Repaired Oasis, which I would have given up on long ago if not for my wife, who works at the research institute behind it. Then I worked with PSN and we performed calibration of the X-ray spectrometer.
Tomorrow is a demanding day. Lots of new work, unfamiliar from our ground training. We’ve been flying a long time, new tasks appear, and cargo vehicles deliver the necessary equipment.
What I want to say is this — they often repeat the phrase to us from the ground: “Take care of each other.” Before the flight, I accepted it too, and it resonated with my convictions, but up here it sounds like a generic phrase, nice but lifeless.

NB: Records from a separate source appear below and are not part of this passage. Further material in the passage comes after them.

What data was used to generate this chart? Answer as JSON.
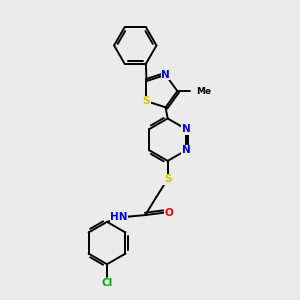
{
  "background_color": "#ebebeb",
  "bond_color": "#000000",
  "atom_colors": {
    "S": "#cccc00",
    "N": "#0000ee",
    "O": "#ff0000",
    "Cl": "#00aa00",
    "C": "#000000",
    "Me": "#000000"
  },
  "font_size": 7.5
}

The more accurate thing to say here would be: “Don’t cross the line of good relations; be decent in everything, from small things to large.”

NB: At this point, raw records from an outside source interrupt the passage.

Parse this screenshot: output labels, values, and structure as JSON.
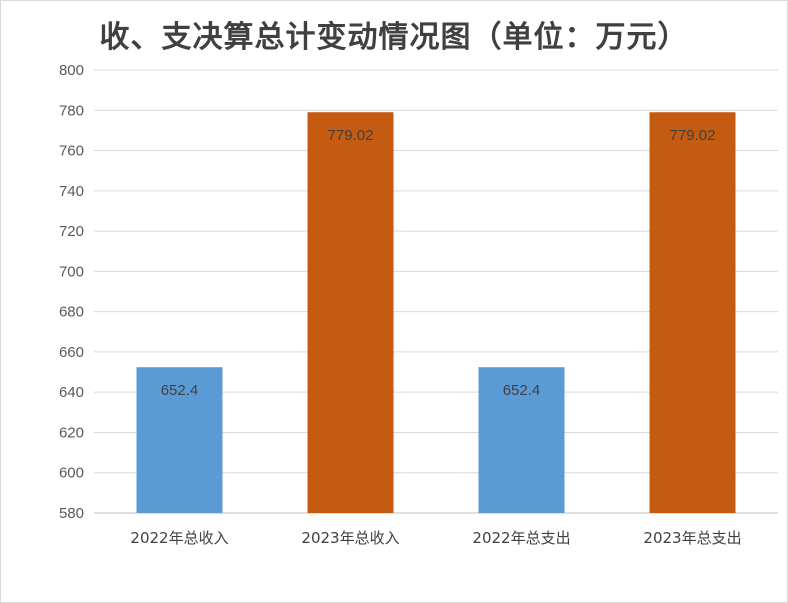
{
  "chart_data": {
    "type": "bar",
    "title": "收、支决算总计变动情况图（单位：万元）",
    "categories": [
      "2022年总收入",
      "2023年总收入",
      "2022年总支出",
      "2023年总支出"
    ],
    "values": [
      652.4,
      779.02,
      652.4,
      779.02
    ],
    "data_labels": [
      "652.4",
      "779.02",
      "652.4",
      "779.02"
    ],
    "colors": [
      "#5b9bd5",
      "#c55a11",
      "#5b9bd5",
      "#c55a11"
    ],
    "ylim": [
      580,
      800
    ],
    "yticks": [
      580,
      600,
      620,
      640,
      660,
      680,
      700,
      720,
      740,
      760,
      780,
      800
    ],
    "grid": true,
    "xlabel": "",
    "ylabel": ""
  }
}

Tomorrow marks 25 years since the beginning of the space era, which started with the launch of the Soviet Earth satellite. I remember celebrating the twentieth anniversary of that date at Baikonur, when we were preparing the Salyut-6 station and its first crew — Kovalyonok and Ryumin — for flight. In the evening, after work, we gathered in the cafeteria at the pad from which the first satellite was launched and Yuri Gagarin lifted off. At the table were many of those who created the space technology, built Baikonur, were the first to blaze humanity’s new road. They told us they arrived in these parts in the summer of 1955. And work here began with the search for water. It’s hard to believe that in just 2 years, in the times of postwar devastation and many deprivations for our people, an entire city was built, a launch complex with factories, roads, and the launch of the first artificial Earth satellite was carried out. I spoke about this in a television report. And in the fact that it was precisely our Motherland, our people, that history determined would be first to rise to a new level of knowledge, there is undoubtedly a great logic. I remember well those days when crowds of people gathered in the streets in the evenings to see the satellite. The times of its passage over the country’s cities were announced on the radio. And it was visible as an ordinary star — what was striking was only that it moved, flickering against the background of fixed stars. Everyone who saw it felt like discoverers. At the time, many couldn’t imagine what a satellite was, what force launched it into space, how it flew, and what kind of speed 8 kilometers per second was. They measured it against the distance to the nearest city or Moscow, how fast you’d get there. It was science fiction that had suddenly become reality — and a reality they themselves had made possible.